Si une femme pianiste virtuose et mère perd son enfant, la mère est brisée mais pas la pianiste. On peut même imaginer que sa souffrance de mère, si elle arrive à la surmonter, puisse enrichir sa sensibilité pour interpréter certaines œuvres. Mais un accident aux mains, même léger, et la pianiste est détruite. Elle peut encore jouer une petite mélodie pour apprendre des chansons à ses enfants mais la virtuose a été tuée. Tous ces aspects de nous-mêmes pour lesquels nous nous prenons sont destructibles – tous ne seront pas détruits mais la plupart le seront par le vieillissement : on n’a plus les mêmes performances physiques, la même mémoire, le même magnétisme sexuel.

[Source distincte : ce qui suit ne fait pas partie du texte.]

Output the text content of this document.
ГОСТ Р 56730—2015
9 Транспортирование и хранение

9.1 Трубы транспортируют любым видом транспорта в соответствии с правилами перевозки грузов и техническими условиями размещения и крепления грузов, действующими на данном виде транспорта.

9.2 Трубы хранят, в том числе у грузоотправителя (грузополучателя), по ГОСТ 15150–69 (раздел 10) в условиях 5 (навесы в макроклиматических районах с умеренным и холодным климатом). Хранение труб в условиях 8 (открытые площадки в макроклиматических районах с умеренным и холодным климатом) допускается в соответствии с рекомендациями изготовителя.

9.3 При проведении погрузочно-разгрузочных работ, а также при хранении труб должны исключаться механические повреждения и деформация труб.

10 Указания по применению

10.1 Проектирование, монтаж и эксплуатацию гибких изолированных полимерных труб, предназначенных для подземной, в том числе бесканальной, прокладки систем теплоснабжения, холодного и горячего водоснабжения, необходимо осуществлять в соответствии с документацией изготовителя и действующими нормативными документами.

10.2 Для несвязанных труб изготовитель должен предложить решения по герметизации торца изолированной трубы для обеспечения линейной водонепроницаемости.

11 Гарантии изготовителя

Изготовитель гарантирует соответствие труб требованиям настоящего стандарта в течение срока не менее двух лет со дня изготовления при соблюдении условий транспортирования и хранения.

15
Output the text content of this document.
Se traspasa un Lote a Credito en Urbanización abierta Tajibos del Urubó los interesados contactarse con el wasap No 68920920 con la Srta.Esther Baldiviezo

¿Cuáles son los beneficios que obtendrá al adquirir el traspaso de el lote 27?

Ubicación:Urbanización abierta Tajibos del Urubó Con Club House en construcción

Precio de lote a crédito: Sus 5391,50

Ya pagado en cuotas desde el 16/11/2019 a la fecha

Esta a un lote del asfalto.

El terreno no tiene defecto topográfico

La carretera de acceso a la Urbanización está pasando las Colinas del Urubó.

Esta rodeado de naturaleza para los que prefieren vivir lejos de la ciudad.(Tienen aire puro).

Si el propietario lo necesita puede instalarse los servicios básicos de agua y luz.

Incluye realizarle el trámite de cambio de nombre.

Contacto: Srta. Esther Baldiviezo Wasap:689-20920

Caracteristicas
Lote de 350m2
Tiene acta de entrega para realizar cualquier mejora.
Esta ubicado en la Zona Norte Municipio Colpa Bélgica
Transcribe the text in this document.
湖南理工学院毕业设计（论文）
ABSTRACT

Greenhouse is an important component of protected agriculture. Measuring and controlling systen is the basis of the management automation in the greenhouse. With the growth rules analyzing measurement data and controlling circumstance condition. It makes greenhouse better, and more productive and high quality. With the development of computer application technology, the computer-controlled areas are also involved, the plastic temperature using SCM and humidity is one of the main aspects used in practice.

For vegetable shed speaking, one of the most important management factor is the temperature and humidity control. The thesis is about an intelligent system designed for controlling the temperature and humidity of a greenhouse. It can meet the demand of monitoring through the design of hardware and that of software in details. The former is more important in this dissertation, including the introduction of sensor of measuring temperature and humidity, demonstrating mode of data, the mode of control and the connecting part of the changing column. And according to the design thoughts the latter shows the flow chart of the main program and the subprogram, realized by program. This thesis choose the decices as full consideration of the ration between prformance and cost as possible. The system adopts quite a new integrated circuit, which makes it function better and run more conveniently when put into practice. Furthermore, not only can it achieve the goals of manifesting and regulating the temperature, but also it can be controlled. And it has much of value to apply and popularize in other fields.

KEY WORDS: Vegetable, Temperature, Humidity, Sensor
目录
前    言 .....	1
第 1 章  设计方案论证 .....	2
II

Réfléchissez à cette idée. J’ai des enfants, donc c’est moi en tant que père qui suis plus ou moins comblé, déçu ou détruit. Mes enfants sont charmants et bons élèves, je suis un père heureux. Un de mes fils tombe sous la coupe d’une bande de jeunes révoltés et il en arrive au petit banditisme : je suis détruit en tant que père heureux. J’étais et je ne suis plus.
Si nous remplaçons la peur de mourir par la peur d’être détruit dans un aspect ou un autre de ce à quoi nous nous identifions et qui est changeant, nous comprenons que la voie spirituelle, c’est la recherche de l’Indestructible en nous, ce que le Bouddha avait appelé le Non-Né, ce que l’Évangile appelle le Royaume des Cieux ou le Royaume de Dieu, ce que le vedanta appelle l’atman. Il s’agit d’une recherche menée en soi-même. Ceci est destructible, cela est destructible. Le reconnaître n’est pas pessimiste mais réaliste. La beauté est fragile : un accident au visage que la chirurgie esthétique ne peut pas complètement réparer et une actrice n’est plus une star. Ayez le courage de reconnaître : « En quoi suis-je destructible – ou, plutôt, quels aspects de “moi” le sont-ils ? » Croyez-le ou non, pour certains hommes, la destruction de leurs cheveux par la calvitie est une souffrance cruelle ! Qu’est-ce qui est détruit ? L’homme qui avait une belle chevelure. »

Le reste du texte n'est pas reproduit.